Esandar Arthamas Berjangka merupakan pialang resmi yang terdaftar di BAPPEBTI. Anggota dari Bursa Berjangka Jakarta dan Kliring Berjangka Indonesia.

Bursa saham global menguat di akhir pekan lalu, Jumat (11/11/2022) untuk hari kedua di tengah harapan inflasi AS yang lebih dingin akan menyebabkan kenaikan suku bunga yang kurang agresif oleh Federal Reserve, sebuah pandangan yang mendorong dolar ke penurunan dua hari terbesar dalam 13 tahun. Pada perdagangan di Wall Street, bursa saham AS naik dengan persentase kenaikan harian terbesar dari hari sebelumnya untuk S&P 500.

Indek SPX  dan Nasdaq naik ke posisi tertinggi dalam lebih dari 2-1/2 tahun setelah inflasi tahun ke tahun di bulan Oktober turun di bawah 8% untuk pertama kalinya dalam delapan bulan. Indek Dow Jones naik 0,1%, indek S&P 500 naik 0,92% dan indek Nasdaq naik 1,88%.

Pasar yakin bahwa Fed mungkin tidak perlu menjadi seburuk yang dipikirkan selama beberapa minggu terakhir. Aset berisiko seperti saham bisa menjadi stabil di sini. The Fed memang tidak punya pilihan selain menekan, tetapi jika inflasi tidak lagi naik, itu menunjukkan akhir dari pengetatan yang lebih luas mungkin sudah dekat.

Pasar mengubah ekspektasi untuk tingkat target Fed ke puncak di bawah 5%, atau sekitar 20 basis poin lebih rendah dari level tertinggi baru-baru ini. Diyakini bahwa Fed akan menaikkan suku bunga sebesar 50 basis poin pada pertemuan berikutnya di bulan Desember meningkat, sementara kemungkinan kenaikan 75 basis poin menurun.

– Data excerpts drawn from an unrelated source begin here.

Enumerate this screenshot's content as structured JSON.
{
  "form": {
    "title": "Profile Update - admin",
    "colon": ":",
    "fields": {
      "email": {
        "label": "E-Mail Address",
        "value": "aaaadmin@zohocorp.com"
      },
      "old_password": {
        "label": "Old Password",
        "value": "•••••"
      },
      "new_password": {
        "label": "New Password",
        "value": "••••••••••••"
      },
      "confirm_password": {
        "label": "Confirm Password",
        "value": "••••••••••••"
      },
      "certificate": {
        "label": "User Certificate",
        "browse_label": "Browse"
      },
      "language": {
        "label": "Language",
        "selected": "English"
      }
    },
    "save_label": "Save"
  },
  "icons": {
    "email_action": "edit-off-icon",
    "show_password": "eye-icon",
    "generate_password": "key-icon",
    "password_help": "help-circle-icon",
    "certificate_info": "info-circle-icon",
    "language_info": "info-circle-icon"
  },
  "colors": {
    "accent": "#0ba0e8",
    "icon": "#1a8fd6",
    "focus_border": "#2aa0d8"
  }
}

Namun demikian, ada juga pandangan bahwa meskipun tahun ini sangat menarik dan mempesona dari perspektif pasar, mungkin puncaknya benar-benar terjadi kemarin. Mengutip pada laporan CPI AS yang telah disampaikan bahwa data tersebut menunjukkan pesan lebih lanjut tentang kondisi ekonomi yang menjadi lebih baik, tetapi pasar tenaga kerja dan margin perusahaan akan tertekan karena Fed berjuang untuk menurunkan inflasi, menimbulkan hambatan potensial untuk aset berisiko dalam tiga bulan hingga September di awal kekhawatiran atas apa yang kemungkinan besar akan menjadi resesi panjang.

Reaksi di pasar saham terhadap data CPI menunjukkan investor “sangat putus asa” untuk kabar baik dan bisa mendahului diri mereka sendiri. Suku bunga bisa tetap pada level yang tinggi untuk jangka waktu yang lama, dan itu adalah sesuatu yang tidak dimiliki pasar keuangan dalam pandangan mereka.

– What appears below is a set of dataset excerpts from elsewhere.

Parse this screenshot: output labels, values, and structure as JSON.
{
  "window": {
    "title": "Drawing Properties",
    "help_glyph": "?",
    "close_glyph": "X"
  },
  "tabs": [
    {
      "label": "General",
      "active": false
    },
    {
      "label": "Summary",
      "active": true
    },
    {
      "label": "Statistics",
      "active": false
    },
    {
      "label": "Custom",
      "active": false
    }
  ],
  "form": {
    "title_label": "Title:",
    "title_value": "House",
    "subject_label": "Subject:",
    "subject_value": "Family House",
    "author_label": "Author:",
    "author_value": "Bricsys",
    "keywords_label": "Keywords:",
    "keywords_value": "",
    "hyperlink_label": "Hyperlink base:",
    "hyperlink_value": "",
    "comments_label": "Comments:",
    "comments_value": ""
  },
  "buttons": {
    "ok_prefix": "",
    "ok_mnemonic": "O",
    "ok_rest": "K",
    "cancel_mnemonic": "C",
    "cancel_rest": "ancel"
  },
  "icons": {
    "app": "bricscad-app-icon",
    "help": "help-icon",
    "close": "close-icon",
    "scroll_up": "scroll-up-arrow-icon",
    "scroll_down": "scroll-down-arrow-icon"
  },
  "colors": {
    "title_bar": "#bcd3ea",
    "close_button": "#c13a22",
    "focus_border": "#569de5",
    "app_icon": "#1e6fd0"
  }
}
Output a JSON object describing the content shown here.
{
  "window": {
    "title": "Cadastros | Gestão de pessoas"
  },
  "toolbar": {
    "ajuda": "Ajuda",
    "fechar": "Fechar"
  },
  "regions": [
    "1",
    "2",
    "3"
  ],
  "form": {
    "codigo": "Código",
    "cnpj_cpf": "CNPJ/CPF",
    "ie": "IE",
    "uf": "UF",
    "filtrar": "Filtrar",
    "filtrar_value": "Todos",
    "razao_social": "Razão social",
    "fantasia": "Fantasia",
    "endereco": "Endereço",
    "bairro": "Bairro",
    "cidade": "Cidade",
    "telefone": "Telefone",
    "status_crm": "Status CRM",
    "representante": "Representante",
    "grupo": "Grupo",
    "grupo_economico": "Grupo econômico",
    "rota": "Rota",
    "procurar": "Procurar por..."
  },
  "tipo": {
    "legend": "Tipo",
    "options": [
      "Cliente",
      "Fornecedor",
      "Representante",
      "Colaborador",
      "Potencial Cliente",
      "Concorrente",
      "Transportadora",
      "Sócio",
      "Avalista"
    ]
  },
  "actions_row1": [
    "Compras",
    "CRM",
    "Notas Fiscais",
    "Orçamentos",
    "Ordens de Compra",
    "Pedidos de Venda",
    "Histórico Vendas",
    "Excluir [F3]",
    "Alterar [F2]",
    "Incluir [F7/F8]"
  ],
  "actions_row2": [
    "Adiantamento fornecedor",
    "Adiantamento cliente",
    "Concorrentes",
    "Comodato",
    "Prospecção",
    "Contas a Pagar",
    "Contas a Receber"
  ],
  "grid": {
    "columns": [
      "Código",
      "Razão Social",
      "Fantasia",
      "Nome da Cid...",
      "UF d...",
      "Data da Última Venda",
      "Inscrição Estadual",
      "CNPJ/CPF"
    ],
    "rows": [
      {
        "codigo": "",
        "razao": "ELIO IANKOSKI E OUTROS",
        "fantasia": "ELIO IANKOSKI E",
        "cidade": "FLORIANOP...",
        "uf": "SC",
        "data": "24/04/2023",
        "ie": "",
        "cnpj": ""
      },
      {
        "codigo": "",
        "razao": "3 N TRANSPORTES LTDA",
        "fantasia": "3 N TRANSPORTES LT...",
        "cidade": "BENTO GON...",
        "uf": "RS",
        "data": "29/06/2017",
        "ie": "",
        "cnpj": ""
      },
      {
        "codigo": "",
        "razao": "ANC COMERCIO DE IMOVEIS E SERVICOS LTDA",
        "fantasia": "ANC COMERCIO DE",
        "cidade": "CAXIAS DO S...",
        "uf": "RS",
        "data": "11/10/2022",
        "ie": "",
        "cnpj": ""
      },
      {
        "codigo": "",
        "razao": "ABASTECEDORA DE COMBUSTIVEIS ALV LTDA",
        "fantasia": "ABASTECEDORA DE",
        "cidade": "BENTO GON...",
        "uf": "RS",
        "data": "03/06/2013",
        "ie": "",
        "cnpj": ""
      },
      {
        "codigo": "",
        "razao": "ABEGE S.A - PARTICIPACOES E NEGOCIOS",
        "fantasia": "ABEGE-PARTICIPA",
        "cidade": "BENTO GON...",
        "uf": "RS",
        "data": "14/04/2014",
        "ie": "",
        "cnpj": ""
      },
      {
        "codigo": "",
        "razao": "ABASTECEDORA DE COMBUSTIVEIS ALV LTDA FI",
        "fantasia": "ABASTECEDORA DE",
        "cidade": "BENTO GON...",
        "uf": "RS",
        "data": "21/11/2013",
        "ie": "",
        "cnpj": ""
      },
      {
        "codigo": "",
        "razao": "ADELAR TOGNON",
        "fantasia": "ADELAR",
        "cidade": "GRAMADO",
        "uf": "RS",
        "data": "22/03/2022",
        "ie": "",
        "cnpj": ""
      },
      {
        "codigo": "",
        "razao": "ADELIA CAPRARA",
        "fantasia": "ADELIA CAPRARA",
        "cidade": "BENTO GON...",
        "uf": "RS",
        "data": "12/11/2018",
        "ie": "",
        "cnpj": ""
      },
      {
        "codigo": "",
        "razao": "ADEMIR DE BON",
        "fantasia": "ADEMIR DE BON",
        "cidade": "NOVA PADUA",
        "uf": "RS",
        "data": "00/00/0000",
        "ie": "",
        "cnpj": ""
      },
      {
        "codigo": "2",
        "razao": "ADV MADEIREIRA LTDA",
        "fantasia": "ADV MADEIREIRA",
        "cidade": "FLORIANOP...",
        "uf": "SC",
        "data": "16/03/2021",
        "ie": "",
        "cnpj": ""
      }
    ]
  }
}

Investor masuk ke aset berisiko setelah data AS, mendorong dolar turun 1,6% pada hari itu. Greenback membukukan penurunan dua hari terbesar sejak Maret 2009. Sementara yield Obligasi AS tenor 10 tahun A.S tergelincir di bawah 4% pada hari Kamis. Pasar obligasi AS ditutup pada hari Jumat untuk Hari Veteran.

Bursa saham Asia mencapai level tertinggi tujuh minggu, dimana indek MSCI Asia Pasifik di luar Jepang ditetapkan untuk lonjakan persentase satu hari terbesar sejak Maret 2020. Dorongan kenaikan juga didapatkan dari putusan otoritas kesehatan China pada hari Jumat yang melonggarkan pembatasan COVID yang berat di negara itu, termasuk mempersingkat dua hari waktu karantina untuk kontak dekat kasus dan pelancong yang masuk. Hal ini mendorong kenaikan indek Hang Seng Hong Kong dengan berakhir naik melonjak 7,7%.

Sementara itu, dalam perdagangan komoditi. Harga minyak naik setelah data inflasi AS tetapi berada di jalur penurunan mingguan lebih dari 4% karena kekhawatiran terkait COVID di China. Minyak mentah berjangka AS, West Texas Intermediate berakhir dengan naik $2,49 pada $88,96 per barel, sementara Brent naik $2,32 menjadi $95,99. Harga emas di bursa berjangka AS diselesaikan naik 0,9% pada $1.769,40 per ons.